In the Cardiff Fire’s first year in the NIHL 1 South, they’ve made the most of having the ability to have four import players at their disposal.
This year, Mark Cuddihy has iced all four of his imports, with Rob Sedlak from Slovakia icing when the team are in need of some extra bodies, while Australian David Manning is showing his promise in his first year in UK hockey as one of the teams top point producers. Also impressing is young defenceman Kalle Alner from Sweden, while his fellow countryman Viktor Langseth has also shown his promise when called upon to play for the Fire, which is not a bad feat for a player who was playing recreational Ice Hockey for the Cardiff Ice Hounds just last season.
The 21-year-old Swede who played for Gnesta IK’s junior 18 and 20 teams while still living in Sweden, has shown a maturity to his game way above his age in his debut season in the UK.
“I recently moved to the UK and I heard that the Fire had a try-out about 2 seasons ago and since the Devils NIHL team split up for that year, I went down for the Fire trials,” Langseth explained midway through the season.
“I found out about the import rules so I played with the Ice Hounds for a season and then had the opportunity to join the Fire boys when they expanded into the second tier of British Ice Hockey”.
“It’s a lot of change, comparing it to last season in a Rec League. I find it more challenge than I thought especially with such a limit to ice time. A maximum of two ice practices a week is just not enough in this league”.

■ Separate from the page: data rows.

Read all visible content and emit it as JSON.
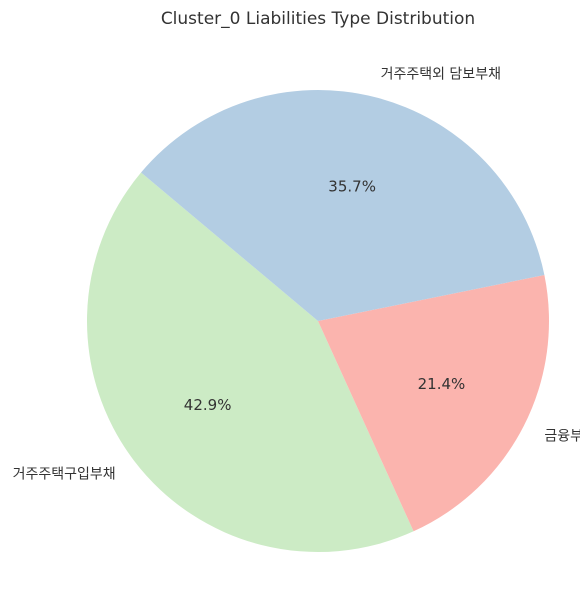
{
  "chart_data": {
    "type": "pie",
    "title": "Cluster_0 Liabilities Type Distribution",
    "start_angle_deg": 140,
    "direction": "counterclockwise",
    "slices": [
      {
        "label": "거주주택구입부채",
        "value": 42.9,
        "pct_label": "42.9%",
        "color": "#ccebc5"
      },
      {
        "label": "금융부채",
        "value": 21.4,
        "pct_label": "21.4%",
        "color": "#fbb4ae"
      },
      {
        "label": "거주주택외 담보부채",
        "value": 35.7,
        "pct_label": "35.7%",
        "color": "#b3cde3"
      }
    ]
  }
}
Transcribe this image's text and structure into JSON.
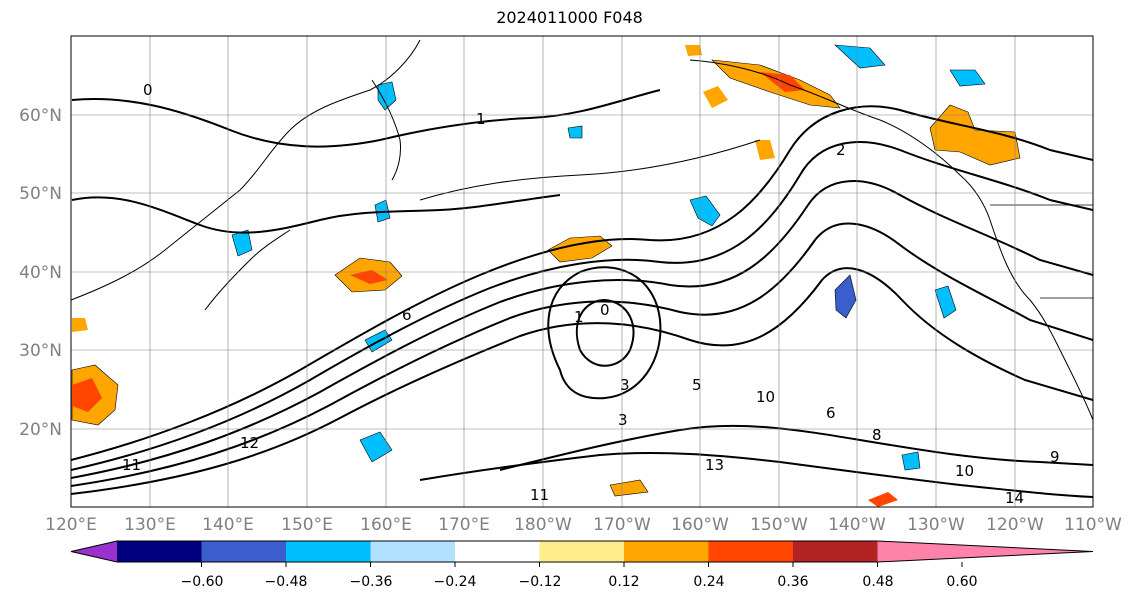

In 10 games this year for the Fire, Langseth has shown his defensive prowess while allowing the more offensive players around him to work. Not one to shy away from physical play, it’s no surprise that one of his influences growing up was Detroit Red Wings veteran defenseman Niklas Kronwall.
“Both on and off the ice I always looked up to the older players down the rink, the senior team were always where you wanted to get in the end”.
“For me, hockey was never the biggest thing in my life as a kid. I have played all different supports and it’s unfortunately not until the last couple of years where it has become a bigger part of my life”.
“I have always looked up to players such as Nicklas Kronwall, Henrik Zetterberg and Nicklas Backstrom”.
Despite not always being on the game sheet week in week out, Langseth has shown his pride for playing for the Cardiff Fire with his social media activity and is always a familiar face off the ice during Fire home games.
“I find it being more of a ‘get in the zone’ type of play here, whilst Sweden has more of a ‘going up together in a group’ which is a bit different to what I’m used to”.
“I have played my junior years in two Swedish clubs and when stepping up to the J18 & J20 we climbed up to division 1 in both”.
I took two years off when I was 17 & 18 due to travelling which I feel was bad for my personal development in the sport, but still being 21 I hope I am still young and will be playing the game for some time”.
With a few games left in the Cardiff Fire season, Langseth may have more chances to show off his talents on the ice, but while still young and adapting to the UK style of play, it wouldn’t be surprising to see him remain with the Cardiff Fire next year and fight his way up the line-up.